When you talk about intense training sessions, are you referring to medication?

I’m the opposite. I struggle with discipline, and I’m even less likely to obsess over something to that extent. I’m not very competitive; it stresses me out a bit. My ambition is low, which makes my life very peaceful.

After the last marathon, I’ll only run for my health and for fun, not to improve my times.

I wish I could find a good balance to get some peace in my life aswell!

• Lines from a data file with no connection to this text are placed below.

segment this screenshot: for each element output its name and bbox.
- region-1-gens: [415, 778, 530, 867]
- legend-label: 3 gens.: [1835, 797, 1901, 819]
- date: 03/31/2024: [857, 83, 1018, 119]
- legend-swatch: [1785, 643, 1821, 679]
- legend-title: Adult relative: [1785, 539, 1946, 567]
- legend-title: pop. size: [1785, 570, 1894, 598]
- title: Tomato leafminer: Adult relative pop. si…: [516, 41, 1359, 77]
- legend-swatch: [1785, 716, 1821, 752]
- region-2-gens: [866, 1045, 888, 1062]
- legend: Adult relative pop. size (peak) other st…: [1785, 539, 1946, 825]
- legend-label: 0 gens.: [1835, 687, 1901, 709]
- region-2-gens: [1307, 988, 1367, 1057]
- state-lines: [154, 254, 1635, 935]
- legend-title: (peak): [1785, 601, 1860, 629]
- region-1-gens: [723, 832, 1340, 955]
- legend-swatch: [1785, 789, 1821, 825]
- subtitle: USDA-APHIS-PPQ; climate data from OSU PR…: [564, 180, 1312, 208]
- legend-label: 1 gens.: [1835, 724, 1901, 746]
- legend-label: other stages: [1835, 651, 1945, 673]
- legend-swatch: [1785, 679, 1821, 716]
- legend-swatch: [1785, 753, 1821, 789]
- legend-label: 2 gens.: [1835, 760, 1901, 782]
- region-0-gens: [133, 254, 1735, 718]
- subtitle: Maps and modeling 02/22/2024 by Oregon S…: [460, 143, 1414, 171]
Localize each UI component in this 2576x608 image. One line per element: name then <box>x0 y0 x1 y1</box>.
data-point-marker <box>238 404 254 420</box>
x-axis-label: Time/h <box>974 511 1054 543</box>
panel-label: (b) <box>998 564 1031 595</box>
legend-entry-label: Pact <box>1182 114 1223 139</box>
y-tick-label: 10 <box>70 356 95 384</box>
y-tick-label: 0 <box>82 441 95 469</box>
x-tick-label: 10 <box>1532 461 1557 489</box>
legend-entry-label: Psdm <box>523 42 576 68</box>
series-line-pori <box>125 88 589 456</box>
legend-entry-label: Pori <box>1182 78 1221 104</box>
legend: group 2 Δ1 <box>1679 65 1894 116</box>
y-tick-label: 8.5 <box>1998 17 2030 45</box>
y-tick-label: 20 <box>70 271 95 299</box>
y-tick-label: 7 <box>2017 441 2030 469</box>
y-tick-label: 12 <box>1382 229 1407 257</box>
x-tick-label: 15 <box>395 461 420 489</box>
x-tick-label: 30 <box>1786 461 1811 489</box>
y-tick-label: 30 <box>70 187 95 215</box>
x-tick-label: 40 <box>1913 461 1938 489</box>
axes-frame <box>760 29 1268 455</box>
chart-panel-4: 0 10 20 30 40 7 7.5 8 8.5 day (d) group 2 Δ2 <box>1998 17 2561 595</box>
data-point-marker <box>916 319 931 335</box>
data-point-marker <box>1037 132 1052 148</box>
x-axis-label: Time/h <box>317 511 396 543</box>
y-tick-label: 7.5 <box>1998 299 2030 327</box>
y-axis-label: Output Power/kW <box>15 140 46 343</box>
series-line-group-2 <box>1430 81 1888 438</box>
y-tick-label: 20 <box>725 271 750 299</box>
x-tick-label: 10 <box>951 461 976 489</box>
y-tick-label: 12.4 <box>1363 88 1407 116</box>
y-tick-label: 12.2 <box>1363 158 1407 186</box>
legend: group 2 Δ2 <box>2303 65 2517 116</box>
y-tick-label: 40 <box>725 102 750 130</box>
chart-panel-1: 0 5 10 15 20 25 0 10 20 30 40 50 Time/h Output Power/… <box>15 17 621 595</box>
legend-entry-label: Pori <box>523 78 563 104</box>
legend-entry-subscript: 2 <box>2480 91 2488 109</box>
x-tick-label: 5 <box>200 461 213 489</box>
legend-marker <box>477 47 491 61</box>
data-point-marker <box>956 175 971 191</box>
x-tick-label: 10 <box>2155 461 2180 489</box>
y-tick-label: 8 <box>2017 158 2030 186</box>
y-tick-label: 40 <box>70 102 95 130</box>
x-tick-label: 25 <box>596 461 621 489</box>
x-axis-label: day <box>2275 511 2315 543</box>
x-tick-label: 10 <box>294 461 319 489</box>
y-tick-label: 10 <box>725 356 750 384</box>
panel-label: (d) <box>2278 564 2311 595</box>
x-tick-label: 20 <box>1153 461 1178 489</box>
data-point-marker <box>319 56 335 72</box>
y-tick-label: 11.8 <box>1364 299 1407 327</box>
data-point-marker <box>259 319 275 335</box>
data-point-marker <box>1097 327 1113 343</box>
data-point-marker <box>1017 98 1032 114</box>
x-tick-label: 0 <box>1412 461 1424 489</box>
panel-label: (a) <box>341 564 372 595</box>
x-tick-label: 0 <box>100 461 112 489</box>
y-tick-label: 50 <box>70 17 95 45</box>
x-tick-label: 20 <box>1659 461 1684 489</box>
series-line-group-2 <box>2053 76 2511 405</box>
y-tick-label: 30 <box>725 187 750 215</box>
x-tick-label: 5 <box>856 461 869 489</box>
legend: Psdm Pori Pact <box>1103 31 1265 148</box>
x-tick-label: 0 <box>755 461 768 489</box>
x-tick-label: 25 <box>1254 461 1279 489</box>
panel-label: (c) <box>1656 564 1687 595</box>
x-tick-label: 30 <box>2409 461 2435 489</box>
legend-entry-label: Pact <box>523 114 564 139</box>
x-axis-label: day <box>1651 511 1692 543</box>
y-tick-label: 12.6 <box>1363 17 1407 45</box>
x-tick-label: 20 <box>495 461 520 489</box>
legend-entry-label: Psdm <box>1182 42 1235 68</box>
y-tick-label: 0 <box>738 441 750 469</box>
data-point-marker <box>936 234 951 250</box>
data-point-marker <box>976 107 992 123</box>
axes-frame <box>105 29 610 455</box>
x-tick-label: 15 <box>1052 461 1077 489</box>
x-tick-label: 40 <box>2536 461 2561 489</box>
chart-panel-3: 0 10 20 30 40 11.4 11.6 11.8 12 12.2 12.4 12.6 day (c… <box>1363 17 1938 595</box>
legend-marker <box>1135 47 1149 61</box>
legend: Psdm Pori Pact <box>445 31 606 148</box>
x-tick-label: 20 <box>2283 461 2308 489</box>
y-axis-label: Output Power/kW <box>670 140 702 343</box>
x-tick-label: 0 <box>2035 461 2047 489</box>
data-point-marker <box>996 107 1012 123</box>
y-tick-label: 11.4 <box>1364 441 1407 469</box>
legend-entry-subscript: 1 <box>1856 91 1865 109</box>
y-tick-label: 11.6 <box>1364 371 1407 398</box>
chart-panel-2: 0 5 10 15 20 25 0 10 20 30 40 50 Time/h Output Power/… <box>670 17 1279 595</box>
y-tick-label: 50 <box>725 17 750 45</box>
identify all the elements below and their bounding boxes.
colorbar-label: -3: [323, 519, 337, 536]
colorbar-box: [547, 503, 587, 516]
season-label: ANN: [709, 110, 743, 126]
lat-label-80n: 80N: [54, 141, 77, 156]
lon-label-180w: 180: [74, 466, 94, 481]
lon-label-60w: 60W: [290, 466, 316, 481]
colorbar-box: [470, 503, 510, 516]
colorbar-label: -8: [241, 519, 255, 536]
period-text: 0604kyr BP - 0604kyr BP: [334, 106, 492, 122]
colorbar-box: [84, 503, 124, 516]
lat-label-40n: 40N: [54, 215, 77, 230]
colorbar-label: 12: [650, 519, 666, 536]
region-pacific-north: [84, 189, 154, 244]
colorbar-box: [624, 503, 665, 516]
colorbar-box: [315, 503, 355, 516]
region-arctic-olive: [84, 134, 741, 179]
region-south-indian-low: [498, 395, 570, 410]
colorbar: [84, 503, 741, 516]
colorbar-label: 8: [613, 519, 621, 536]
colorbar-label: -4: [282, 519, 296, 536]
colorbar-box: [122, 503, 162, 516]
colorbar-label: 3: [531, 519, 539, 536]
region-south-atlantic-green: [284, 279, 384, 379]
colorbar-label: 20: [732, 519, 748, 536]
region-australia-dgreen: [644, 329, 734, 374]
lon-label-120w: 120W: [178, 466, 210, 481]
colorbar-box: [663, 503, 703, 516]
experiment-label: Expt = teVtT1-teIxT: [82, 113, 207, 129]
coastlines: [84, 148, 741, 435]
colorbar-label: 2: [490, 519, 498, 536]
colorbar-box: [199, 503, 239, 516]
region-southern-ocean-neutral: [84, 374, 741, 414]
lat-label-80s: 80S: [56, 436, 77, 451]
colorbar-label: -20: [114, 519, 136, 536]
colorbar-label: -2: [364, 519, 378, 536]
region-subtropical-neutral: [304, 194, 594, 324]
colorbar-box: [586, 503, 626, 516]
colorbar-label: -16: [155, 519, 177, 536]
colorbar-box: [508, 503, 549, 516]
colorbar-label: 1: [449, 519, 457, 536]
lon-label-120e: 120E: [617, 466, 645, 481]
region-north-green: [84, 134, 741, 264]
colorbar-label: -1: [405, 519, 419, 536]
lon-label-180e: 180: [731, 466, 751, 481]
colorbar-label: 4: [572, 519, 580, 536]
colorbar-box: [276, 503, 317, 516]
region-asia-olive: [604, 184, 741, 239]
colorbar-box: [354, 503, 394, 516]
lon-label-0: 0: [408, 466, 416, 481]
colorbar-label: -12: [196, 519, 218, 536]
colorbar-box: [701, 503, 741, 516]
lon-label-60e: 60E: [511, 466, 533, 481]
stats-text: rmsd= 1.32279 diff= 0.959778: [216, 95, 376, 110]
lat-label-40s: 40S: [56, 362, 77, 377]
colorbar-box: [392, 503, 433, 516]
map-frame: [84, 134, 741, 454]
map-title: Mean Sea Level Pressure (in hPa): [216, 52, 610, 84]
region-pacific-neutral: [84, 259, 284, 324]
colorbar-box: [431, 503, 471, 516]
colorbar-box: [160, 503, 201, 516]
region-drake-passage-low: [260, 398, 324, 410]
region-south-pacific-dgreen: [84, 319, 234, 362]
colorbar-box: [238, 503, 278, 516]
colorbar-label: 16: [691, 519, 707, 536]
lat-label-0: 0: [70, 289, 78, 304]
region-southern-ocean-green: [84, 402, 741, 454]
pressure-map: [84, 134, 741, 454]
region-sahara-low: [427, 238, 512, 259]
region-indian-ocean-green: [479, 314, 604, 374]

Luckely I don't do any medications (also 0 drugs & 0 alcohol for me). The sessions are mostly EMDR (trauma therapy) and Psychotherapy. The idea is that during the days you are not in a session you are reflecting on what you learned , even if that feels uncomfortable. For I am not really embraching/ enduring that uncomfortable feeling and really reflecting - but still look for things I can control (like running performance or getting in summer shape), They basicly want me to try and let go the urge to fight the uncomfortable feelings by fleeing into sport performance so I can make time to really process sessions and give the past a place.

My goal would also be to be able to do some sports to just enjoy and for health benefits. Will get there step by step! 🙏🙌

Years ago, I tried to escape the sadness of a breakup by throwing myself into my work, and I became completely obsessed with it. I ended up working 90 hours a week. I only lasted three months. After that, I had to face my sadness, on top of the chaos at work.